Dog Obedience Training: Obviously We Have a Long Way to Go!
With two young, rambunctious Lab mix dogs, it sometimes feels as if dog obedience training is an uphill climb. Actually, some days Frankie and Lucy are model citizens. They come when called, sit when told, back away from contraband when directed and otherwise behave like furry little angels.

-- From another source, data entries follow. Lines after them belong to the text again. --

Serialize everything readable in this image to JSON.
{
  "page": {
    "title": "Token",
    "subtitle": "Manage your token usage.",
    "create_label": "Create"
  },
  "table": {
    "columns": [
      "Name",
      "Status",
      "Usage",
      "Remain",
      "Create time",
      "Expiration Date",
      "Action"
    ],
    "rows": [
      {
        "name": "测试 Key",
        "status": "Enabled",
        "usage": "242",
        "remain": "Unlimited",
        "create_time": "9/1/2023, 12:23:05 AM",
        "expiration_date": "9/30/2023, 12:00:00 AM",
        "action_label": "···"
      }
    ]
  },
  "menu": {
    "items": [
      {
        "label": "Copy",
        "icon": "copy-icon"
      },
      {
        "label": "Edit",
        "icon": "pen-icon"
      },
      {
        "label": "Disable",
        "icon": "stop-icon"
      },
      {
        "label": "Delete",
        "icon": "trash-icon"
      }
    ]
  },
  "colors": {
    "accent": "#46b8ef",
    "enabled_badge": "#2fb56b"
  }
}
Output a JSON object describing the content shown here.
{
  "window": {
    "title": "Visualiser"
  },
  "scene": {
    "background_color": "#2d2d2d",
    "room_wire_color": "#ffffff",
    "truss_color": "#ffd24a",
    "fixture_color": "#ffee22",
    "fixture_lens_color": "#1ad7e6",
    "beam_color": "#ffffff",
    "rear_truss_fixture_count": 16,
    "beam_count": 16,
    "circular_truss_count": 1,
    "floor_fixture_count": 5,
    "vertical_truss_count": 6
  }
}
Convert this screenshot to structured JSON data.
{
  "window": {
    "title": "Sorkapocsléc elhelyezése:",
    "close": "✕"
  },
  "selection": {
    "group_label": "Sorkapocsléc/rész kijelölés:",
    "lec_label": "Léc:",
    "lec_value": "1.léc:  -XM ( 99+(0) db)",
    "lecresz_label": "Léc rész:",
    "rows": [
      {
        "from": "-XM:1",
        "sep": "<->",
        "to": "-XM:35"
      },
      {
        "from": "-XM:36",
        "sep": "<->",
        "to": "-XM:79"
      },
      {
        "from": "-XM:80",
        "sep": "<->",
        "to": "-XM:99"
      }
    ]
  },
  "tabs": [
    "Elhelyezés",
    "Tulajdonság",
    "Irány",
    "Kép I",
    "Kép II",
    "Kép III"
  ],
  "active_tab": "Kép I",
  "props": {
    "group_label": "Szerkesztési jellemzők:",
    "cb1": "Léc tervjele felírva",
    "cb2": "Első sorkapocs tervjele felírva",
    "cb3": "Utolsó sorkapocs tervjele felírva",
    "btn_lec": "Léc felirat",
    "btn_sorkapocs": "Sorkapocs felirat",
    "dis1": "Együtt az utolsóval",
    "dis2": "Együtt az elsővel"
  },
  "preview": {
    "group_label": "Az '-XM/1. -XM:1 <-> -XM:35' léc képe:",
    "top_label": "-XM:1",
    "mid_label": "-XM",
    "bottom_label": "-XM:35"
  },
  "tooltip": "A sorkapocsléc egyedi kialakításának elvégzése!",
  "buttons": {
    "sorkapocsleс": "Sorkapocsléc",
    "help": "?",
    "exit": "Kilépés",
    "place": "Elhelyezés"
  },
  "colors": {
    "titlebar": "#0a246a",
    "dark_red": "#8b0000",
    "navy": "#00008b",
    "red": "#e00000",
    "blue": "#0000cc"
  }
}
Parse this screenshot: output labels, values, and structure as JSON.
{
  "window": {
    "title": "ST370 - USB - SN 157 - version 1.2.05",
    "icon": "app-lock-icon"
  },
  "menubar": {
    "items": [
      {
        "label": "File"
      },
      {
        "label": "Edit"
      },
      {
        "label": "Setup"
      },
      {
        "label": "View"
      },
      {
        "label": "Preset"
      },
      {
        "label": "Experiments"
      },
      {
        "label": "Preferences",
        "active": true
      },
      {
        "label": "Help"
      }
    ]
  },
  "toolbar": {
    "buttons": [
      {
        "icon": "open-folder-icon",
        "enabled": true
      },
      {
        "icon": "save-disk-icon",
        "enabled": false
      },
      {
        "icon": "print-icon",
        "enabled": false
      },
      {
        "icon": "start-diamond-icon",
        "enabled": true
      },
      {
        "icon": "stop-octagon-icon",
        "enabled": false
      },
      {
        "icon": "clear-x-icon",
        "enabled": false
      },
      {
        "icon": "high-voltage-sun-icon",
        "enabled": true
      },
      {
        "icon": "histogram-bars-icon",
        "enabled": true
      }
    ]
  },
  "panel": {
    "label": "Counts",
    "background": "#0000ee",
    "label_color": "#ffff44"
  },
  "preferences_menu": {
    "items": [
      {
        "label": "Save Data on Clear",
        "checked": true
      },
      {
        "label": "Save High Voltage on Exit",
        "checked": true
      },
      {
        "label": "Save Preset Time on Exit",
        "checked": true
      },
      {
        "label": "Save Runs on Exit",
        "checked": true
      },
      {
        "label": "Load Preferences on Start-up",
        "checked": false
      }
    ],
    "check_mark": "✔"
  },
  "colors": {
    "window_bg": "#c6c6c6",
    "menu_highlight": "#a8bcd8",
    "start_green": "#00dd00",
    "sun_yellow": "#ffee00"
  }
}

Then there are days like today.
Cheap Canvas Dog Collars
Let me begin at the beginning. Our dogs wear cheap canvas dog collars. They are soft and easily adjustable. They come in a variety of attractive colors. (Frankie and Lucy are currently adorned in matching red collars.) They’re inexpensive. And, until Lucy came into our lives, we thought they were relatively durable. Frankie wore the same green canvas collar for almost a year without incident.
And then we adopted Lucy.
These two dogs get along better than we could ever have expected. They can play nonstop, with their two favorite games being play-fighting and tug-of-war. And they’ve developed a favorite routine for combining their two favorite games. Lucy will grab Frankie by the scruff of his neck. He has very thick skin there, and she will grab a mouthful of it and shake it around. Frankie will pretend to fall down. (I say “pretend,” because Frankie is literally twice Lucy’s size and a great deal stronger. He’s not going down unless he want to do so.)
So, Frankie pretends to be bested. He collapses onto his back with Lucy tugging at the scruff of his neck with all her might. They wrestle around, play-biting and play-growling for a while. And then Lucy invariably grabs Frankie’s collar. With a little acquiescence from Frankie, she slips the collar over Frankie’s head.
And then the game of tug-of-war commences. Next thing you know, they’re all over either the living room or the back yard, tugging Frankie’s cheap canvas collar with all their might (and with all their teeth).
That is when the phrase “you get what you pay for” comes to mind. Once they get going, it doesn’t take long for a cheap canvas dog collar to become a pile of worthless pieces of canvas and plastic. Lucy has been with us for about six weeks, and Frankie is currently on his third cheap canvas dog collar.
Today’s Lesson in Dog Obedience Training
Today’s lesson in dog obedience training was that I need some help with dog obedience training.
There I was first thing this morning, still in my PJs giving Frankie and Lucy a quick break in the back yard before walks. I turned away for just a couple of minutes, and when I looked back, they were tugging away with Frankie’s brand new collar. I think they skipped the wrestling sequence and went straight for the tug-of-war part of the game.
Without saying anything, I quietly and calmly walked up to them, intending to just reach out and take the collar away. They waited until I had my hand on the collar. Then, as if on cue, Frankie released his grip on it and Lucy took off running with it. I made the mistake of running after her. I guess that’s just not something you should do when your dog is in possession of contraband.
Lucy ran the length of the yard with the collar in her mouth and me following behind, ugly neon orange Crocs slipping in the wet morning grass. Just as I had her cornered near the far fence, Frankie raced up and grabbed the collar out of her mouth and took off running in the opposite direction.
Now, mind you, before I interjected myself into the situation, they were engaged in a fierce, take no prisoners, fight to the death tug-of-war. But with me flailing along behind, the game suddenly became keep-away. Them against me. And I was losing.
This went on for several laps around the back yard before I came to my senses.
At this point, I knew the only way to get Frankie’s collar away from them was through bribery. So I distracted them with a tasty treat long enough to retrieve the collar.
Dog Obedience Training Tips
Here are the dog obedience training tips Frankie and Lucy taught me through this little incident:
- Keep plenty of cheap dog toys on hand. Clearly, Frankie and Lucy love to play tug-of-war. They already have a number of tug toys, but they quickly get bored with the same old toys. Keep a number of different tuggable toys. Hide the ones they’re bored with until the dogs have forgotten about them, and then bring them back out. If they always have a “new” and exciting toy, maybe they’ll be less likley to play with something they’re not supposed to play with, like shoes or rugs or collars.
- Don’t chase after your dog to try and take something away from her. This is a game changer, in that it changes the game from whatever they were initially playing to a game of keep-away. And you’re going to lose.
- When all else fails, cave in to extortion. If the dog is in possession of contraband and won’t give it up, exchange it for a treat. This might not be the most elegant solution, but if Fido is in possession of Daddy’s bottle of Viagra, it might just be the quickest and easiest way to avoid catastrophe for everyone involved.